All microorganisms and metabolites contained within the product must:
- be identified using scientifically accepted procedures
- be deposited in Agricultural Research Council (ARC) culture collection or reputable culture collections in SA
- contain passport data or “microbes voucher”
- be accompanied by an approved risk assessment indicating that the microbes
that are not yet released in the South African environment are not potentially harmful to humans, plants, animals or the environment.

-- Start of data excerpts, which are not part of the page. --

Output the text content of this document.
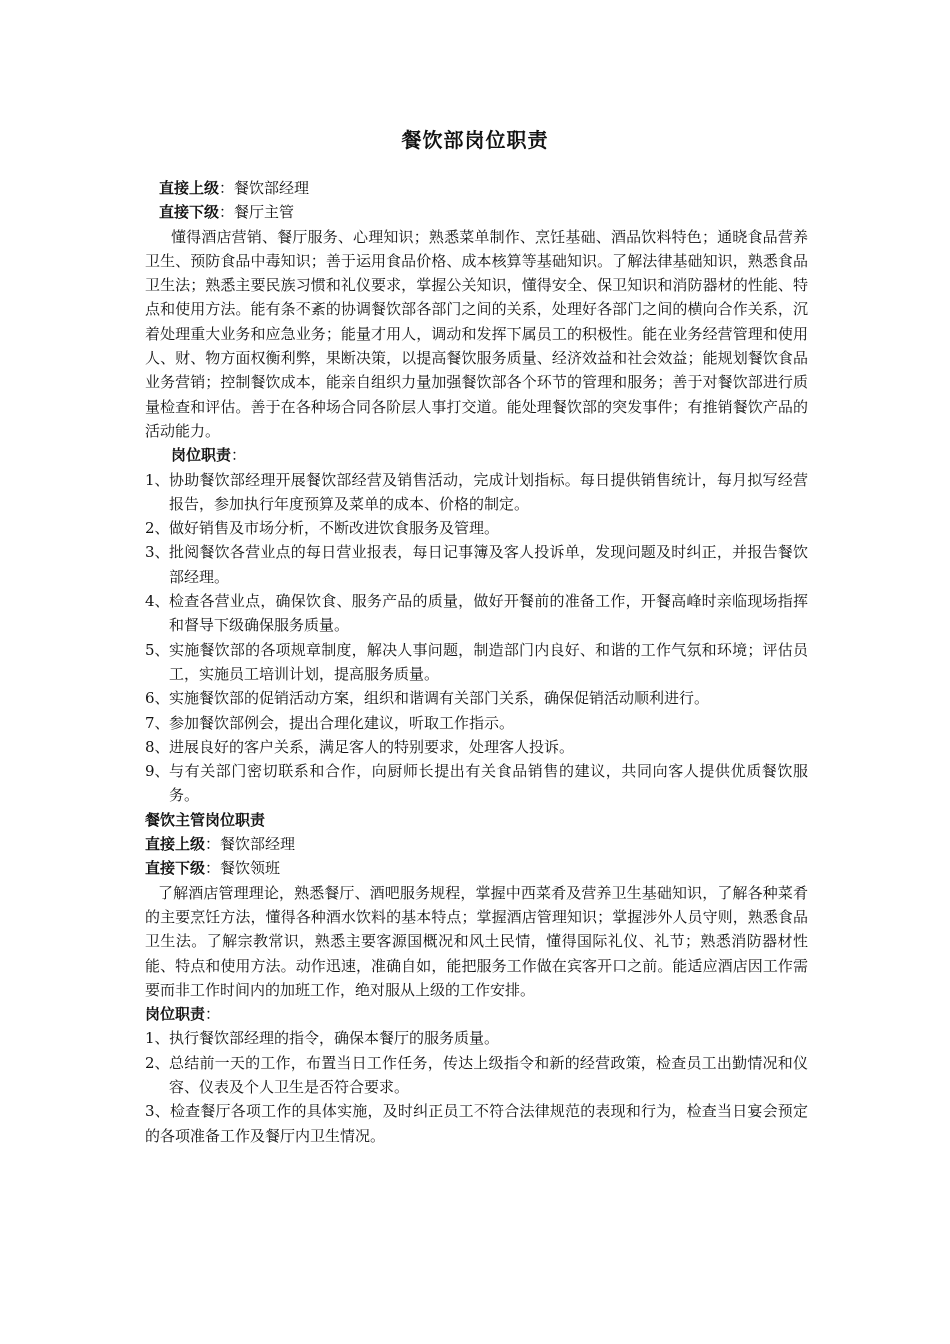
餐饮部岗位职责

直接上级：餐饮部经理

直接下级：餐厅主管

懂得酒店营销、餐厅服务、心理知识；熟悉菜单制作、烹饪基础、酒品饮料特色；通晓食品营养卫生、预防食品中毒知识；善于运用食品价格、成本核算等基础知识。了解法律基础知识，熟悉食品卫生法；熟悉主要民族习惯和礼仪要求，掌握公关知识，懂得安全、保卫知识和消防器材的性能、特点和使用方法。能有条不紊的协调餐饮部各部门之间的关系，处理好各部门之间的横向合作关系，沉着处理重大业务和应急业务；能量才用人，调动和发挥下属员工的积极性。能在业务经营管理和使用人、财、物方面权衡利弊，果断决策，以提高餐饮服务质量、经济效益和社会效益；能规划餐饮食品业务营销；控制餐饮成本，能亲自组织力量加强餐饮部各个环节的管理和服务；善于对餐饮部进行质量检查和评估。善于在各种场合同各阶层人事打交道。能处理餐饮部的突发事件；有推销餐饮产品的活动能力。

岗位职责：

1、 协助餐饮部经理开展餐饮部经营及销售活动，完成计划指标。每日提供销售统计，每月拟写经营报告，参加执行年度预算及菜单的成本、价格的制定。
2、 做好销售及市场分析，不断改进饮食服务及管理。
3、 批阅餐饮各营业点的每日营业报表，每日记事簿及客人投诉单，发现问题及时纠正，并报告餐饮部经理。
4、 检查各营业点，确保饮食、服务产品的质量，做好开餐前的准备工作，开餐高峰时亲临现场指挥和督导下级确保服务质量。
5、 实施餐饮部的各项规章制度，解决人事问题，制造部门内良好、和谐的工作气氛和环境；评估员工，实施员工培训计划，提高服务质量。
6、 实施餐饮部的促销活动方案，组织和谐调有关部门关系，确保促销活动顺利进行。
7、 参加餐饮部例会，提出合理化建议，听取工作指示。
8、 进展良好的客户关系，满足客人的特别要求，处理客人投诉。
9、 与有关部门密切联系和合作，向厨师长提出有关食品销售的建议，共同向客人提供优质餐饮服务。

餐饮主管岗位职责

直接上级：餐饮部经理

直接下级：餐饮领班

了解酒店管理理论，熟悉餐厅、酒吧服务规程，掌握中西菜肴及营养卫生基础知识，了解各种菜肴的主要烹饪方法，懂得各种酒水饮料的基本特点；掌握酒店管理知识；掌握涉外人员守则，熟悉食品卫生法。了解宗教常识，熟悉主要客源国概况和风土民情，懂得国际礼仪、礼节；熟悉消防器材性能、特点和使用方法。动作迅速，准确自如，能把服务工作做在宾客开口之前。能适应酒店因工作需要而非工作时间内的加班工作，绝对服从上级的工作安排。

岗位职责：

1、 执行餐饮部经理的指令，确保本餐厅的服务质量。
2、 总结前一天的工作，布置当日工作任务，传达上级指令和新的经营政策，检查员工出勤情况和仪容、仪表及个人卫生是否符合要求。
3、检查餐厅各项工作的具体实施，及时纠正员工不符合法律规范的表现和行为，检查当日宴会预定的各项准备工作及餐厅内卫生情况。
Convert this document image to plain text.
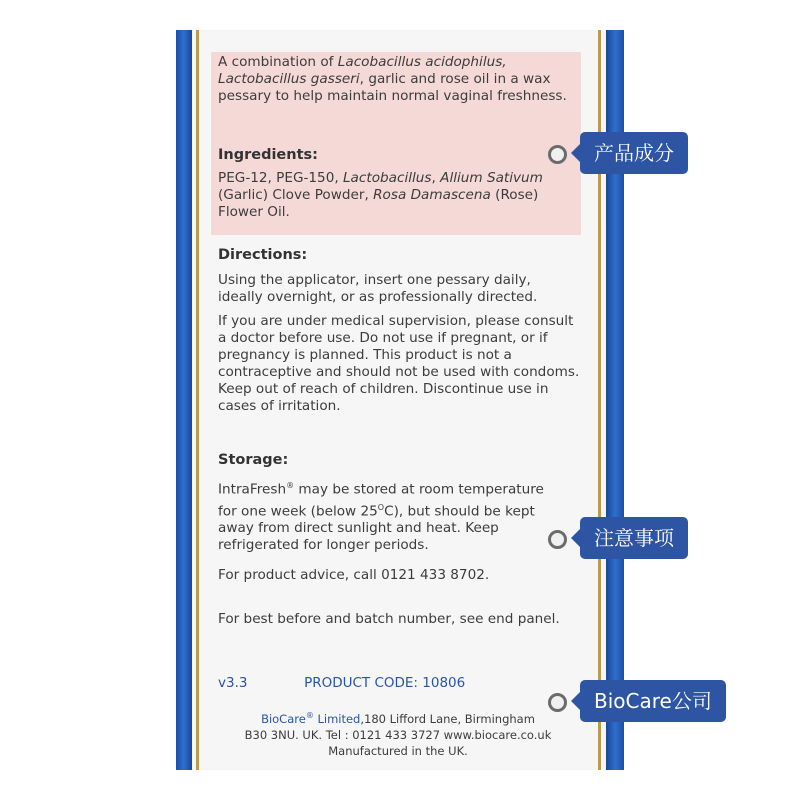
A combination of Lacobacillus acidophilus,
Lactobacillus gasseri, garlic and rose oil in a wax pessary to help maintain normal vaginal freshness.

Ingredients:

PEG-12, PEG-150, Lactobacillus, Allium Sativum (Garlic) Clove Powder, Rosa Damascena (Rose) Flower Oil.

Directions:

Using the applicator, insert one pessary daily, ideally overnight, or as professionally directed.

If you are under medical supervision, please consult a doctor before use. Do not use if pregnant, or if pregnancy is planned. This product is not a contraceptive and should not be used with condoms. Keep out of reach of children. Discontinue use in cases of irritation.

Storage:

IntraFresh® may be stored at room temperature for one week (below $25^OC$), but should be kept away from direct sunlight and heat. Keep refrigerated for longer periods.

For product advice, call 0121 433 8702.

For best before and batch number, see end panel.

v3.3	PRODUCT CODE: 10806
BioCare® Limited,180 Lifford Lane, Birmingham
B30 3NU. UK. Tel : 0121 433 3727 www.biocare.co.uk
Manufactured in the UK.
产品成分
注意事项
BioCare公司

If the product is manufactured in SA, the following is required:
- An import permit, if an imported microorganism is used during the development of product
- A mass release permit issued by the Directorate of Plant Health or Department of Environmental Affairs
- The accession number assigned to the microbe by the manufacturer of the product and origin of the microbial culture.
If the product is imported into SA all valid permits must be submitted. These include:
- an import permit for trials
- a letter giving the applicant permission for commercialisation of the organism
- a mass release permit
- receipt of purchase with details of microbe collections name, country, genus and species identification (with up to date nomenclature).
All microorganisms and metabolites contained within the product must:
- Be identified using scientifically accepted procedures. Should include where it was isolated.
- Be deposited in Agricultural Research Council (ARC) culture collection or reputable culture collections in SA.
- Be accompanied by an approved risk assessment indicating that the microbes that are not yet released in the South African environment are not potentially harmful to humans, plants, animals or the environment.
Other requirements include:
- A mass release permit issued by the Directorate of Plant Health or Department of Environmental Affairs.
- The country of origin and all valid permits if the organism is to be sourced from another country. This includes a letter from a recognised authority, giving the applicant permission for commercialisation of the organism.
- If the organism is sourced locally, details of its source such as GPS co-ordinates or the name of the district, farm, forest or stand is required.
- Reports on the shelf life of the formulated product. Product should remain viable for at least six months.
- Formulation should not exceed contaminants ≥ 100,000 cfu/g or ml, or not exceed limits set by the Department of Health.
- Any known metabolites, i.e. primary/secondary must be reported.